Her Indian roots help Suma Varughese realize that the ultimate step towards
integration lies in Vedantathe
philosophy that we are all part of the Divine, the Brahman, the Creator
Although a Christian, I
have always been baffled by my religion's central belief that Jesus Christ
died to redeem mankind of its sins. Besides much of Christianity that
challenged one's reason, I thought this too was part of its general mystification.
As a seeker, I was far too aware of the limitations created by conditioning
(sin in New
Age speak) and the hard work needed to eliminate them, to take seriously
the claim that anyone's death
would absolve me of the task. Each had to work at his own salvation. I
could see that the loving willingness with which Christ accepted his crucifixion
must have eliminated a tremendous amount of negativity from the earth,
for who could have remained unchanged by such greatness, courage and love?
But to imagine that his death gave every Christian thereafter free pardon
for all their acts, stretches the point too far, moving from the reasonable
to the theological phantasm.
Yet, every Christian has found this the most potent of tenets. Christ's
sacrifice has been the cause of millions of conversions and even transformations.
Alas, the vivifying power behind this concept escaped me. Of late, however,
I have been reading that classic, The Varieties of Religious Experiences
by William James. And I see the mystery anew.
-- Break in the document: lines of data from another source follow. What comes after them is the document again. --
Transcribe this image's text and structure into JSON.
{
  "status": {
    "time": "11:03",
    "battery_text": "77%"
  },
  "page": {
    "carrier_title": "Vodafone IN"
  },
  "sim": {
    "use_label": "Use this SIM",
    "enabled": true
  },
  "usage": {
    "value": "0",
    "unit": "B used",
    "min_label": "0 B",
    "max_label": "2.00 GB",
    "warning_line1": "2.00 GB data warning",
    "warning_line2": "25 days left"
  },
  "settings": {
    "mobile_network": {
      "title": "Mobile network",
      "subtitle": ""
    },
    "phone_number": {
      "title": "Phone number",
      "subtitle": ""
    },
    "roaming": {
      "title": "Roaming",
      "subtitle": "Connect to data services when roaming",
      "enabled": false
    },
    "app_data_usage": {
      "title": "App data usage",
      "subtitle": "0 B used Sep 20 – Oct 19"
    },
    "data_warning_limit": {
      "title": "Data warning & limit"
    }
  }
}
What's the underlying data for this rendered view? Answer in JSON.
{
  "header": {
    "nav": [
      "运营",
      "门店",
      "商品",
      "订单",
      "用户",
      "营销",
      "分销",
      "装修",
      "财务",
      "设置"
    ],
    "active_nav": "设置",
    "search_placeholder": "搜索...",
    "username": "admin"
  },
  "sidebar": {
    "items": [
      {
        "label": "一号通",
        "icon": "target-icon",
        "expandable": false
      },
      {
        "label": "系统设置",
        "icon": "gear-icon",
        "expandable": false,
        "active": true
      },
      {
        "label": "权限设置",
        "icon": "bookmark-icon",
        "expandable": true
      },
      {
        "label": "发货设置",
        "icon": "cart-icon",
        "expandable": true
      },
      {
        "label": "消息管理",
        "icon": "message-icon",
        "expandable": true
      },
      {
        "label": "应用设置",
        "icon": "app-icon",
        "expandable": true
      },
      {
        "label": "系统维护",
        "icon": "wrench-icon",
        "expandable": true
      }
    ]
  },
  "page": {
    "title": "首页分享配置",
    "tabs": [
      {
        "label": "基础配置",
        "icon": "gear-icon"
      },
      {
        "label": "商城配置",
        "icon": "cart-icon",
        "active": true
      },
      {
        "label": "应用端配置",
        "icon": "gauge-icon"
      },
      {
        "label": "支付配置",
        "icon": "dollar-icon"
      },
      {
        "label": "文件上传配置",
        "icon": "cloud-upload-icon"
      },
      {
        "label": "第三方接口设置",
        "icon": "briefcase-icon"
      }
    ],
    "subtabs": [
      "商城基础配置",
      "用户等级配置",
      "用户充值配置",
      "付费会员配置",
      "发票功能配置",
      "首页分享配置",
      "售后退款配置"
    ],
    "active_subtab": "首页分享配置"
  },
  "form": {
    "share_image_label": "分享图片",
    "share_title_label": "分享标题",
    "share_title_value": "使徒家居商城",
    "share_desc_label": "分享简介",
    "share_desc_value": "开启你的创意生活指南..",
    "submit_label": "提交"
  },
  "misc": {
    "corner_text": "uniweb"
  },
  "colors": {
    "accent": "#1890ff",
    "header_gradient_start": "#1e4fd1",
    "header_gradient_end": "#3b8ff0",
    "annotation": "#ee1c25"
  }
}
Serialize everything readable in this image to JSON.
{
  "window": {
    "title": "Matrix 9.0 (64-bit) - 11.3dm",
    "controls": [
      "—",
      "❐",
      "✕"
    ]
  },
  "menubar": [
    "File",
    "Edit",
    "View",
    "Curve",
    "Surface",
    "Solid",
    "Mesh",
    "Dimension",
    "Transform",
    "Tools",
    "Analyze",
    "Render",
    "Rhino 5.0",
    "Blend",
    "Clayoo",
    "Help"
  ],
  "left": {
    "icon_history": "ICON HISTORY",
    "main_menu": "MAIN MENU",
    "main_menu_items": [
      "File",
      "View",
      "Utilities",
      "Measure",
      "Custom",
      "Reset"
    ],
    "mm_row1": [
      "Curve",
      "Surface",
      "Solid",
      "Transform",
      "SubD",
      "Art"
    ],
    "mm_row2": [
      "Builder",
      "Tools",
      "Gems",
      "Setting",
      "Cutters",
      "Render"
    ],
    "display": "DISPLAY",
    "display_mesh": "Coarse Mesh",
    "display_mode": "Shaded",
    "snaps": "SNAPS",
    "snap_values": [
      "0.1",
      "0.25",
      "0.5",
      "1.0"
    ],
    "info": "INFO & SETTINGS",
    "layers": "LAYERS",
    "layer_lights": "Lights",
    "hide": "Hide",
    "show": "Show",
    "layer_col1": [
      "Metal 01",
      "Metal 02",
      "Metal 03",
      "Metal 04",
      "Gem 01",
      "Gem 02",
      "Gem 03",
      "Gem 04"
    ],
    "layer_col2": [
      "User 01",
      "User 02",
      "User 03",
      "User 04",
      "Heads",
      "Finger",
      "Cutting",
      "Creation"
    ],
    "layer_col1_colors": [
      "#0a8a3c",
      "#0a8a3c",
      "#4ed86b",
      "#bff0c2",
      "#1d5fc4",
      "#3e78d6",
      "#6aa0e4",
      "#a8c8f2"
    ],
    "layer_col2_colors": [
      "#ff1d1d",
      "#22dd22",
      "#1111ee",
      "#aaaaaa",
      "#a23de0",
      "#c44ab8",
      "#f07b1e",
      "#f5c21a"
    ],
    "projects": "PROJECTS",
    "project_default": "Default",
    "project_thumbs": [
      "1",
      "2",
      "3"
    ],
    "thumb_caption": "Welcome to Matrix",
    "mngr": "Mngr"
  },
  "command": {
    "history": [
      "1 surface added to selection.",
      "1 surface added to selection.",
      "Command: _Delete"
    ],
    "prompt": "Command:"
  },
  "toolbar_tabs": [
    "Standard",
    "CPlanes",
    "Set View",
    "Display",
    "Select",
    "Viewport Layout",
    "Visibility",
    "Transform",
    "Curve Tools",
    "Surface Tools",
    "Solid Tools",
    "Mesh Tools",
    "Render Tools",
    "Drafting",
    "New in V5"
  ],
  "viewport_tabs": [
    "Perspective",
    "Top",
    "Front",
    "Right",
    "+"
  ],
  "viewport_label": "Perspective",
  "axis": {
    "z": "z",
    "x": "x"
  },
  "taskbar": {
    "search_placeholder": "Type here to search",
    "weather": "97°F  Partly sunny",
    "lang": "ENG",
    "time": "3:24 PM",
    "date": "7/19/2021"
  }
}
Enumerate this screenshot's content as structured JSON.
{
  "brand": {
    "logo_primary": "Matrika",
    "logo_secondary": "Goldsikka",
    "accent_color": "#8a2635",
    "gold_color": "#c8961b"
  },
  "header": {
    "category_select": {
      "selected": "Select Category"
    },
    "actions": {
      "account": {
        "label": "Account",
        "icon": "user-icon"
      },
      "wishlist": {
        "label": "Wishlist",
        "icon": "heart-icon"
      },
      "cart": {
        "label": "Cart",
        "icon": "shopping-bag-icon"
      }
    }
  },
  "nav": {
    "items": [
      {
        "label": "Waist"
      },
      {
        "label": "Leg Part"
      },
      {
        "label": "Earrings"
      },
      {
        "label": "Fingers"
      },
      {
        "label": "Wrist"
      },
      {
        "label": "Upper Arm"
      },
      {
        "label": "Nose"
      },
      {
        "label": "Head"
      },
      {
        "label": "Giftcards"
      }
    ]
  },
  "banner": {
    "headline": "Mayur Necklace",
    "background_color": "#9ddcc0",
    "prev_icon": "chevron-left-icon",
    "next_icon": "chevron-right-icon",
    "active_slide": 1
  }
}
According to James, whose
book traces the spiritual experiences of a number of mystics and lovers
of God, the knowledge that Christ died for our sins frees the Christian
to surrender to him.
James points out that most of us are hindered from experiencing altered
states of consciousness.
The mind doesn't let go of the social construct, holding on to the consciousness
of being, resisting absolute union. As spiritual
masters have said, the seeking must stop at the penultimate stage
for liberation to unfold. The miracle happens only when we give up and
let go. James recounts the experiences of numerous seekers who drop the
whole enterprise to suddenly find themselves in the ecstasy of union.
The belief that you are already saved through Christ's sacrifice helps
in this surrender. This means there is really nothing for you to do! You
start from the premise of already assured salvation so that no matter
how severe your conditioning or how hard your journey, you never, in Christian
terminology, fear hell and damnation. Your destination has already been
reached.
All seekers
are acquainted with the uncertainty of the path we tread, and how hard
is the struggle to retain balance. Often, we fear remaining rooted to
the spot, a hideous amalgam of God and beast, man and mouse. The belief
that we are already what we are trying to be is a deeply consoling one,
for it gives us the confidence to keep going. This is why most seekers
only become committed when they have had a foretaste of a state of liberation.
Having once known such joy and ecstasy, they have concrete proof of
the existence and attainment of such states.
This concept
of being saved by Christ's death is akin to Vedanta's assurance that
we are and have always been part of the divine, and only ignorance veils
that knowledge. It also adds a vitalizing essence to the being, so that,
as the layers of our personality unfold, we are progressing towards
goodness, and not, as Freud thought, into the bubbling cauldron of the
dark unconscious. True, we must pass through that domain, for no crevice
of ourselves must remain unpurified, but the journey ends in untrammeled
goodness and not in destruction. What an almighty relief!
I now have
much more respect and clarity with the concept of being redeemed by Christ's
death. I can vibrate with its profundity. I still prefer the Vedantic
way, for it is universal. But why deny non-Christians the privilege of
being saved by Christ. Furthermore, no matter how comforting the thought
of being saved by someone's death may be, I would find it infinitely more
comforting to know that my liberation is assured by the very virtue of
being human. As a lover of freedom, this matters.